Women's Royal Air Force (WRAF) 1949 - 1994

The Women's Royal Air Force was reborn on 1 February 1949, offering women a full professional career in the air force for the first time. Although women had served alongside the Royal Air Force (RAF) before, it had always been in a temporary wartime capacity.

The passing of the Army and Air Force (Women's Service) Act in 1948 created the opportunity for a permanent peacetime role for women in the Armed Forces, in recognition of their invaluable wartime contribution.

Certificate of Service

From the outset, the WRAF was to be integrated as fully as possible with the RAF, a source of much pride for its members. All new entrants were commissioned or enlisted in the Royal Air Force, taking the same oath as the men, and subject to the same conditions of service and disciplinary code.

Oath of Allegiance

The only restriction placed on their employment was that they should not undertake combatant duties. King's Regulations were rewritten to include the WRAF and, except in issues of women's welfare, WRAF personnel were in principle to be treated like their male counterparts.

Initially, female entrants underwent basic training separately, joining their male colleagues for professional training in their chosen branch or trade.

On completion of training, WRAFs were posted to RAF stations both at home and overseas, serving as far afield as Singapore, Burma and Iraq. Despite their non-combatant status, the WRAF found themselves at the heart of Britain's numerous post-war conflicts in places such as Malaya, Kenya, and Cyprus where they performed vital support roles, often in dangerous situations.

From 1949, about 80% of trades were open to women including driving, ground signalling, clerical work and catering. Opportunities to fly existed for members of the WRAF Volunteer Reserve but regulars were not yet accepted as aircrew.

WRAF Recruiting List

As the Service progressed more technical trades became available such as Mechanic and Air Traffic Control. In 1959, the new trade of Air Quartermaster was opened to women. In 1962 these became the first females to be recognised as aircrew.

The WRAF and Royal Air Force (RAF) grew ever closer over the following years and in 1968, female officers adopted the rank titles of their RAF counterparts. Training was also consolidated both at recruit and officer level, and in 1970 the first female entrants were admitted into the RAF College, Cranwell.

WRAF Officer Cadets at their Passing Out Parade

Soon after, women began to be promoted to senior appointments and in 1975 Group Captain Joan Peck became Deputy Director of the Signals Branch, the first woman to hold such a position.
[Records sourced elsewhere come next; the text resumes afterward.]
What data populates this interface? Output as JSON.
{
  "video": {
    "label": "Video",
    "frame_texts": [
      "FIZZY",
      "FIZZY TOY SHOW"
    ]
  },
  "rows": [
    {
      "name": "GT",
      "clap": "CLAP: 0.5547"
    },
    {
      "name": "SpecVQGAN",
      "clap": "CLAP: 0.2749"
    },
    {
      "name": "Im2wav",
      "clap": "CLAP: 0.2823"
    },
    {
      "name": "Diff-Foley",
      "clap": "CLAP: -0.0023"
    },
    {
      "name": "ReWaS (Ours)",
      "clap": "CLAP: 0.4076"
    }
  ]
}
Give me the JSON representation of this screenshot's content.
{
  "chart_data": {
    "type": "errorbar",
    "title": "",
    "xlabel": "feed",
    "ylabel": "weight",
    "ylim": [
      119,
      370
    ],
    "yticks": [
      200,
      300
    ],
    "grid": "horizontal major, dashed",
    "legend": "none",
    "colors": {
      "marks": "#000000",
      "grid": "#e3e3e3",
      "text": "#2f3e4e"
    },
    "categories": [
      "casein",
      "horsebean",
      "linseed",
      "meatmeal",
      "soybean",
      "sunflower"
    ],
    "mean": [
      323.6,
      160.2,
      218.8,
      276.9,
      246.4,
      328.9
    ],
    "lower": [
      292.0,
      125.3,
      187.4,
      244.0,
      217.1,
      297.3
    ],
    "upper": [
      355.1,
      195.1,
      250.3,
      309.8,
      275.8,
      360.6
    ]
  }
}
Despite such breakthroughs, the majority of women remained firmly on the ground. It would be over ten years before the concept of operational female aircrew became a reality. In September 1989, the first female navigators commenced training at RAF Finningley, graduating in 1990 to take up posts in the Hercules fleet. Just five months later, Flight Lieutenant Julie Gibson became the RAF's first operational female pilot, flying Andovers and the multi-engined Hercules transport.

On 1 April 1994, the WRAF formally merged with the RAF, marking the full integration of women into the air force. In 45 years women had progressed from a temporary wartime support role to become full members of the world's oldest independent air force.